Stuck in Patiala, Neeraj Chopra cries out for international competition

May 12, 2021

AthleticsNeeraj Chopra


Javelin thrower Neeraj Chopra has stopped following the news. The constant feed about deaths has left him disturbed. He came to know about the demise of a distant relative during a phone call with the family. “It is not nice to follow because it affects me when I think about what is happening in the country. I have stopped watching the news or reading newspapers because the only news is about people dying because of the Coronavirus. I am trying to focus on throwing only. Luckily nobody in my (immediate) family has been affected,” Chopra says.

By throwing, what the 21-year-old means is dog-day training, day in and day out, at the National Institute of Sports in Patiala. He is ready to give an arm and a leg to shift his training base to the cooler climes of Europe and travel to and fro for competitions there. This, he says, is essential to meet the expectations of winning a medal at his first Olympic Games.

“It is very difficult to train in such heat. Even if you just stand on the ground for five minutes, it is next to impossible (to train). Now it is hot and in June it is going to get much hotter. It is going to be very hard to train,” India’s Olympic medal hope laments.

Nowhere to go
But restrictions imposed by countries on flights from India and the mandatory lengthy quarantine have robbed Chopra of what he needs most: getting Games-ready by pitting himself against top throwers. Two years away from international competition has left him frustrated.

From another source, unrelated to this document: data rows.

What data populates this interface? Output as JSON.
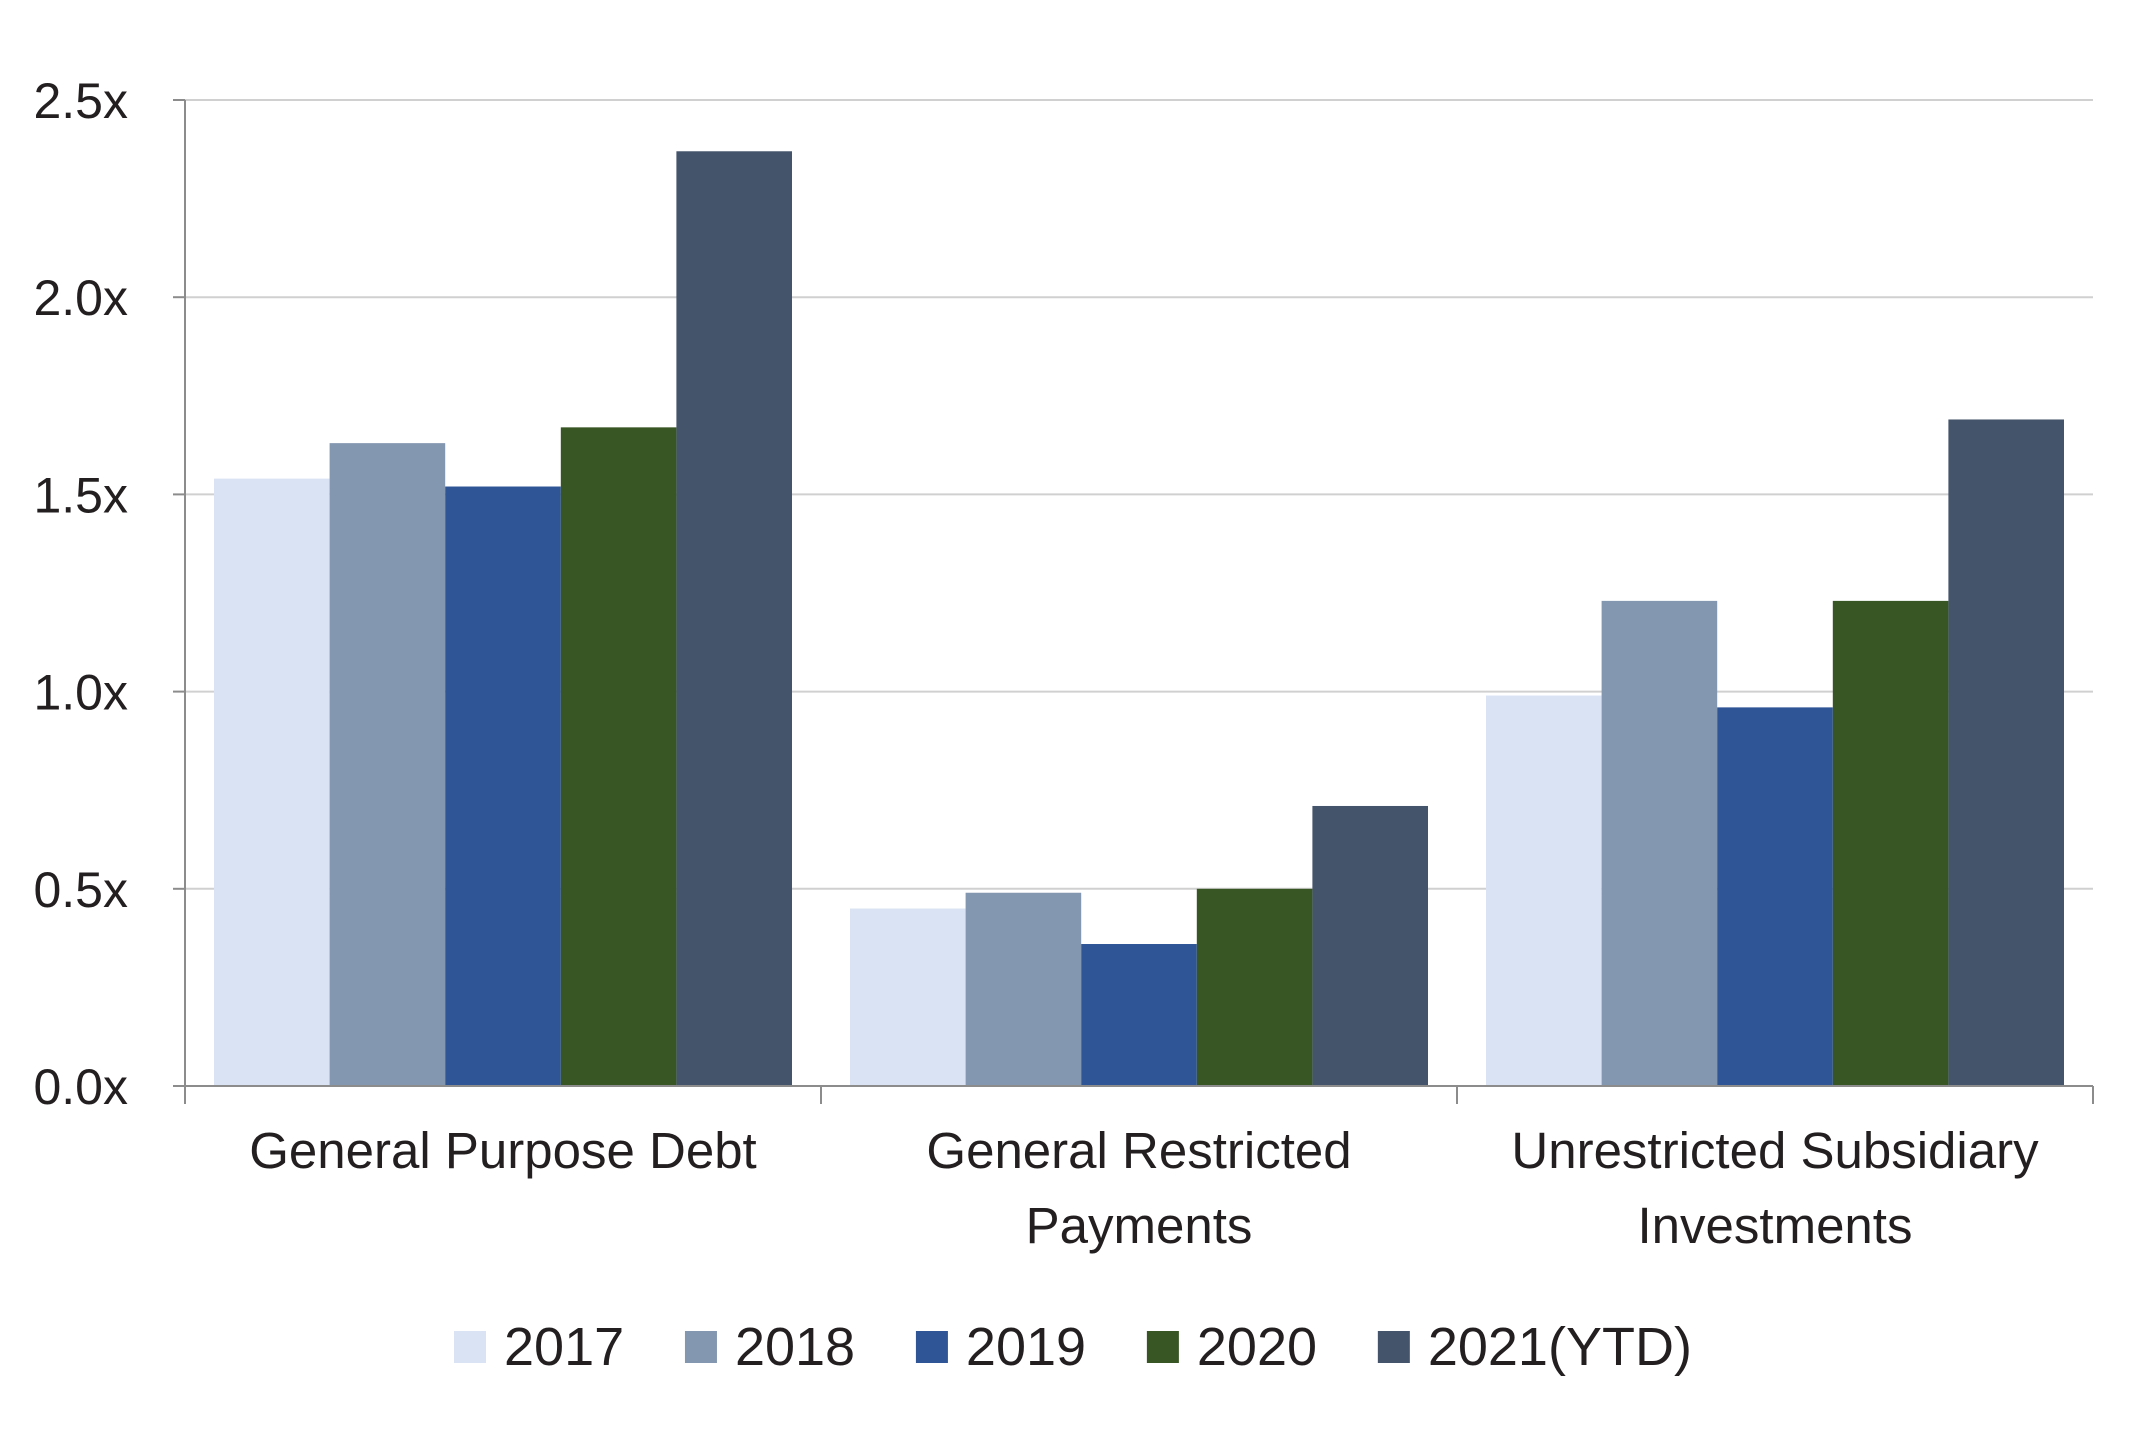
{
  "chart_data": {
    "type": "bar",
    "categories": [
      [
        "General Purpose Debt"
      ],
      [
        "General Restricted",
        "Payments"
      ],
      [
        "Unrestricted Subsidiary",
        "Investments"
      ]
    ],
    "series": [
      {
        "name": "2017",
        "color": "#dae3f3",
        "values": [
          1.54,
          0.45,
          0.99
        ]
      },
      {
        "name": "2018",
        "color": "#8497b0",
        "values": [
          1.63,
          0.49,
          1.23
        ]
      },
      {
        "name": "2019",
        "color": "#2f5597",
        "values": [
          1.52,
          0.36,
          0.96
        ]
      },
      {
        "name": "2020",
        "color": "#375623",
        "values": [
          1.67,
          0.5,
          1.23
        ]
      },
      {
        "name": "2021(YTD)",
        "color": "#44546a",
        "values": [
          2.37,
          0.71,
          1.69
        ]
      }
    ],
    "ylim": [
      0,
      2.5
    ],
    "yticks": [
      "0.0x",
      "0.5x",
      "1.0x",
      "1.5x",
      "2.0x",
      "2.5x"
    ],
    "grid": true,
    "legend_position": "bottom"
  }
}
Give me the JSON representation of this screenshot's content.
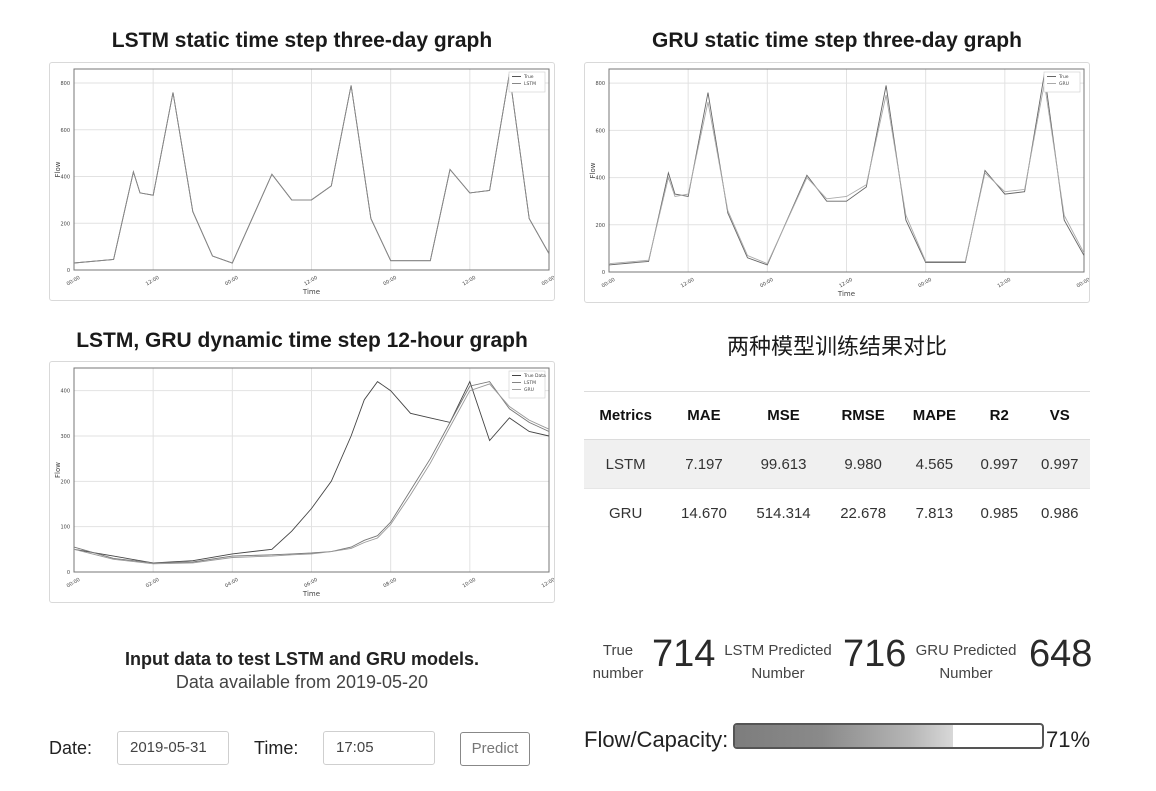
{
  "charts": {
    "lstm_static": {
      "title": "LSTM static time step three-day graph",
      "legend": [
        "True",
        "LSTM"
      ],
      "ylabel": "Flow",
      "xlabel": "Time",
      "xticks": [
        "00:00",
        "12:00",
        "00:00",
        "12:00",
        "00:00",
        "12:00",
        "00:00"
      ],
      "yticks": [
        "0",
        "200",
        "400",
        "600",
        "800"
      ]
    },
    "gru_static": {
      "title": "GRU static time step three-day graph",
      "legend": [
        "True",
        "GRU"
      ],
      "ylabel": "Flow",
      "xlabel": "Time",
      "xticks": [
        "00:00",
        "12:00",
        "00:00",
        "12:00",
        "00:00",
        "12:00",
        "00:00"
      ],
      "yticks": [
        "0",
        "200",
        "400",
        "600",
        "800"
      ]
    },
    "dynamic": {
      "title": "LSTM, GRU dynamic time step 12-hour graph",
      "legend": [
        "True Data",
        "LSTM",
        "GRU"
      ],
      "ylabel": "Flow",
      "xlabel": "Time",
      "xticks": [
        "00:00",
        "02:00",
        "04:00",
        "06:00",
        "08:00",
        "10:00",
        "12:00"
      ],
      "yticks": [
        "0",
        "100",
        "200",
        "300",
        "400"
      ]
    }
  },
  "chart_data": [
    {
      "type": "line",
      "title": "LSTM static time step three-day graph",
      "xlabel": "Time",
      "ylabel": "Flow",
      "ylim": [
        0,
        860
      ],
      "x": [
        "00:00",
        "06:00",
        "09:00",
        "10:00",
        "12:00",
        "15:00",
        "18:00",
        "21:00",
        "24:00",
        "30:00",
        "33:00",
        "36:00",
        "39:00",
        "42:00",
        "45:00",
        "48:00",
        "54:00",
        "57:00",
        "60:00",
        "63:00",
        "66:00",
        "69:00",
        "72:00"
      ],
      "series": [
        {
          "name": "True",
          "values": [
            30,
            45,
            420,
            330,
            320,
            760,
            250,
            60,
            30,
            410,
            300,
            300,
            360,
            790,
            220,
            40,
            40,
            430,
            330,
            340,
            840,
            220,
            70
          ]
        },
        {
          "name": "LSTM",
          "values": [
            30,
            45,
            420,
            330,
            320,
            760,
            250,
            60,
            30,
            410,
            300,
            300,
            360,
            790,
            220,
            40,
            40,
            430,
            330,
            340,
            840,
            220,
            70
          ]
        }
      ],
      "grid": true,
      "legend": "top-right"
    },
    {
      "type": "line",
      "title": "GRU static time step three-day graph",
      "xlabel": "Time",
      "ylabel": "Flow",
      "ylim": [
        0,
        860
      ],
      "x": [
        "00:00",
        "06:00",
        "09:00",
        "10:00",
        "12:00",
        "15:00",
        "18:00",
        "21:00",
        "24:00",
        "30:00",
        "33:00",
        "36:00",
        "39:00",
        "42:00",
        "45:00",
        "48:00",
        "54:00",
        "57:00",
        "60:00",
        "63:00",
        "66:00",
        "69:00",
        "72:00"
      ],
      "series": [
        {
          "name": "True",
          "values": [
            30,
            45,
            420,
            330,
            320,
            760,
            250,
            60,
            30,
            410,
            300,
            300,
            360,
            790,
            220,
            40,
            40,
            430,
            330,
            340,
            840,
            220,
            70
          ]
        },
        {
          "name": "GRU",
          "values": [
            35,
            50,
            400,
            320,
            330,
            720,
            260,
            70,
            35,
            400,
            310,
            320,
            370,
            750,
            240,
            45,
            45,
            420,
            340,
            350,
            800,
            240,
            80
          ]
        }
      ],
      "grid": true,
      "legend": "top-right"
    },
    {
      "type": "line",
      "title": "LSTM, GRU dynamic time step 12-hour graph",
      "xlabel": "Time",
      "ylabel": "Flow",
      "ylim": [
        0,
        450
      ],
      "x": [
        "00:00",
        "01:00",
        "02:00",
        "03:00",
        "04:00",
        "05:00",
        "05:30",
        "06:00",
        "06:30",
        "07:00",
        "07:20",
        "07:40",
        "08:00",
        "08:30",
        "09:00",
        "09:30",
        "10:00",
        "10:30",
        "11:00",
        "11:30",
        "12:00"
      ],
      "series": [
        {
          "name": "True Data",
          "values": [
            50,
            35,
            20,
            25,
            40,
            50,
            90,
            140,
            200,
            300,
            380,
            420,
            400,
            350,
            340,
            330,
            420,
            290,
            340,
            310,
            300
          ]
        },
        {
          "name": "LSTM",
          "values": [
            55,
            30,
            20,
            22,
            35,
            38,
            40,
            42,
            45,
            55,
            70,
            80,
            110,
            180,
            250,
            330,
            410,
            420,
            360,
            330,
            310
          ]
        },
        {
          "name": "GRU",
          "values": [
            50,
            28,
            18,
            20,
            32,
            35,
            38,
            40,
            45,
            52,
            65,
            75,
            105,
            170,
            240,
            320,
            400,
            415,
            365,
            335,
            315
          ]
        }
      ],
      "grid": true,
      "legend": "top-right"
    }
  ],
  "comparison": {
    "title": "两种模型训练结果对比",
    "headers": [
      "Metrics",
      "MAE",
      "MSE",
      "RMSE",
      "MAPE",
      "R2",
      "VS"
    ],
    "rows": [
      [
        "LSTM",
        "7.197",
        "99.613",
        "9.980",
        "4.565",
        "0.997",
        "0.997"
      ],
      [
        "GRU",
        "14.670",
        "514.314",
        "22.678",
        "7.813",
        "0.985",
        "0.986"
      ]
    ]
  },
  "input": {
    "title": "Input data to test LSTM and GRU models.",
    "subtitle": "Data available from 2019-05-20",
    "date_label": "Date:",
    "date_value": "2019-05-31",
    "time_label": "Time:",
    "time_value": "17:05",
    "predict_label": "Predict"
  },
  "results": {
    "true_label_1": "True",
    "true_label_2": "number",
    "true_value": "714",
    "lstm_label_1": "LSTM Predicted",
    "lstm_label_2": "Number",
    "lstm_value": "716",
    "gru_label_1": "GRU Predicted",
    "gru_label_2": "Number",
    "gru_value": "648"
  },
  "capacity": {
    "label": "Flow/Capacity:",
    "fraction": 0.71,
    "percent_text": "71%"
  }
}
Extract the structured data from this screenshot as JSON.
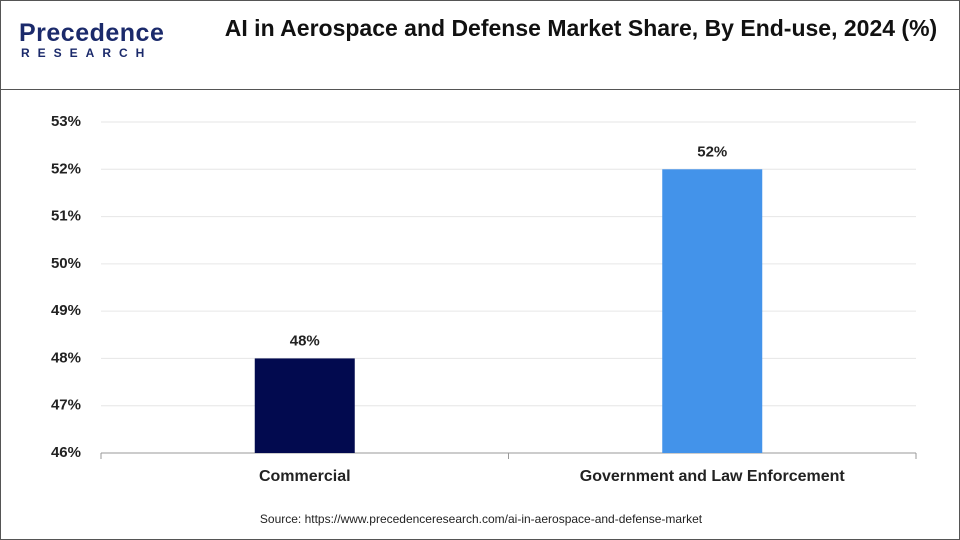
{
  "logo": {
    "name": "Precedence",
    "tagline": "RESEARCH"
  },
  "chart_data": {
    "type": "bar",
    "title": "AI in Aerospace and Defense Market Share, By End-use, 2024 (%)",
    "categories": [
      "Commercial",
      "Government and Law Enforcement"
    ],
    "series": [
      {
        "name": "Market Share",
        "colors": [
          "#020a4f",
          "#4393ea"
        ],
        "values": [
          48,
          52
        ],
        "value_labels": [
          "48%",
          "52%"
        ]
      }
    ],
    "ylim": [
      46,
      53
    ],
    "yticks": [
      {
        "value": 46,
        "label": "46%"
      },
      {
        "value": 47,
        "label": "47%"
      },
      {
        "value": 48,
        "label": "48%"
      },
      {
        "value": 49,
        "label": "49%"
      },
      {
        "value": 50,
        "label": "50%"
      },
      {
        "value": 51,
        "label": "51%"
      },
      {
        "value": 52,
        "label": "52%"
      },
      {
        "value": 53,
        "label": "53%"
      }
    ],
    "grid": true,
    "source": "Source: https://www.precedenceresearch.com/ai-in-aerospace-and-defense-market"
  }
}
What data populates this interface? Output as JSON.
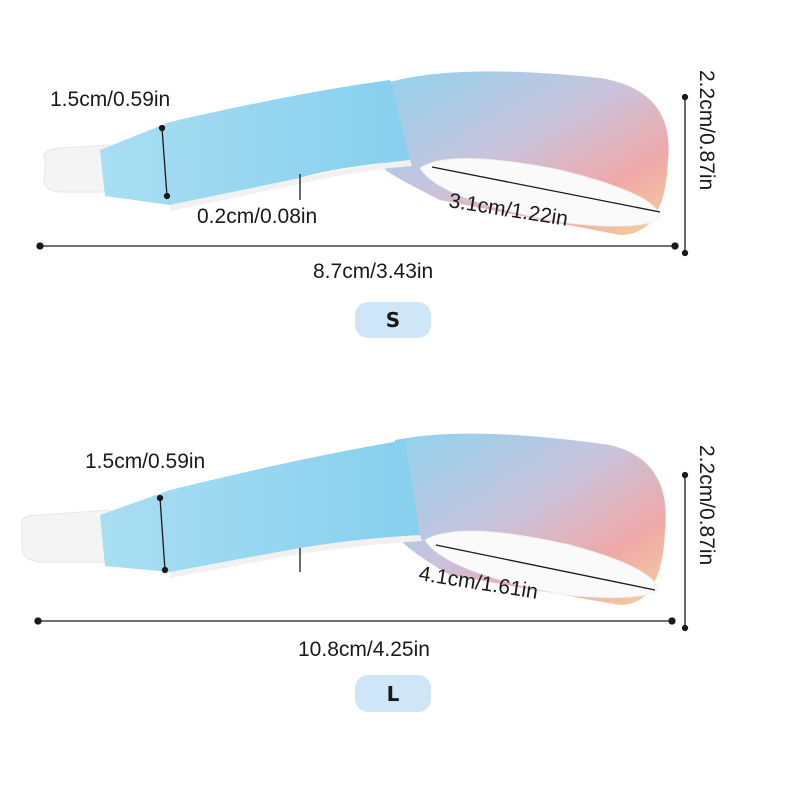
{
  "colors": {
    "badge": "#cfe6f8",
    "strap_blue": "#8fd3ef",
    "strap_pink": "#f0a8a8",
    "strap_yellow": "#f3d39a",
    "line": "#1a1a1a"
  },
  "size_s": {
    "badge": "S",
    "width_label": "1.5cm/0.59in",
    "thickness_label": "0.2cm/0.08in",
    "loop_label": "3.1cm/1.22in",
    "length_label": "8.7cm/3.43in",
    "height_label": "2.2cm/0.87in"
  },
  "size_l": {
    "badge": "L",
    "width_label": "1.5cm/0.59in",
    "loop_label": "4.1cm/1.61in",
    "length_label": "10.8cm/4.25in",
    "height_label": "2.2cm/0.87in"
  }
}
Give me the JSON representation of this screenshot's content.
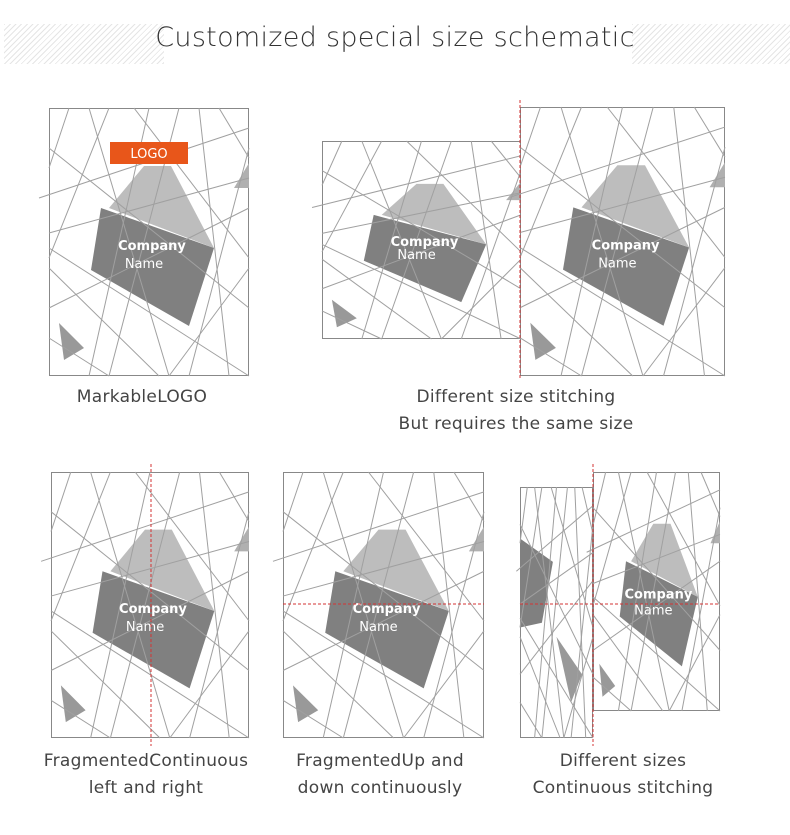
{
  "title": "Customized special size schematic",
  "card": {
    "company": "Company",
    "name": "Name",
    "logo": "LOGO"
  },
  "captions": {
    "markable": "MarkableLOGO",
    "different_size_1": "Different size stitching",
    "different_size_2": "But requires the same size",
    "fragmented_lr_1": "FragmentedContinuous",
    "fragmented_lr_2": "left and right",
    "fragmented_ud_1": "FragmentedUp and",
    "fragmented_ud_2": "down continuously",
    "different_sizes_1": "Different sizes",
    "different_sizes_2": "Continuous stitching"
  },
  "colors": {
    "logo_bg": "#e8561a",
    "dashed_line": "#d33333",
    "dark_shape": "#808080",
    "light_shape": "#bdbdbd"
  }
}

“It is getting difficult because along with training, I need competition. Most of 2019, I missed because of injury and in 2020 and 2021, nothing has happened because of Covid. How long will one be patient? For one year or two years. Last year, I thought I would be able to compete next year, but that is not happening. Even in 2020, some European athletes were able to train abroad but Indians could not. Now in 2021, the other athletes abroad are competing but we have not been able to. Expectations are also very high about a gold medal. If you want to perform at the world level, you need to compete against world-level athletes also,” Chopra says during a media interaction organised by the Sports Authority of India.

Eye on rival
One athlete who Chopra follows closely is Johannes Vetter, the German who has registered the season’s leading throw at 91.50 metres. Last September, Vetter laid down the marker for the Tokyo Games when he touched 97.76 metres during a competition in Poland, the second-best throw ever. Chopra follows Vetter on this year’s list with 88.07 metres at the Indian Grand Prix in Patiala. But with competitions opening and the Olympics round the corner, he knows he can’t be on a constant cycle of only training.

“In training, I throw 80-plus. In competition, the mindset is different and I am able to do my best. In training, I am able to throw 82, 83, 84 metres but beyond that is tough. On the day of the competition, automatically my body warms up well, I have the right mindset, my warm-up throw is good. For me, there is a different feeling when it comes to competition when compared to training. So, I don’t need to do anything special to motivate myself when I am competing. I think it happens. It is God-given.”

Race against time
Two competitions, the Indian Grand Prix-4 and the National Inter-State Senior Athletics meet, are scheduled to be held next month in Bangalore. But the Athletics Federation of India is apprehensive of moving national campers from one place to another. With the pandemic not abating, these competitions are also in doubt.

When the opportunity comes to travel and train abroad, Chopra says he will have to be mindful of the number of days of quarantine required. Each additional day at an isolation facility is precious time lost.

“It is not possible for me to undergo 21 days of quarantine. Maybe one week to 10 days is ok because I can stay in the room and work on core training. It may not affect my performance greatly. But if I have to quarantine for 21 days, it will really impact my training and all the hard work will go to waste. With the Olympics so close, it will not be possible. So, when we decide which country to go to, we also have to check how many days of quarantine is required.”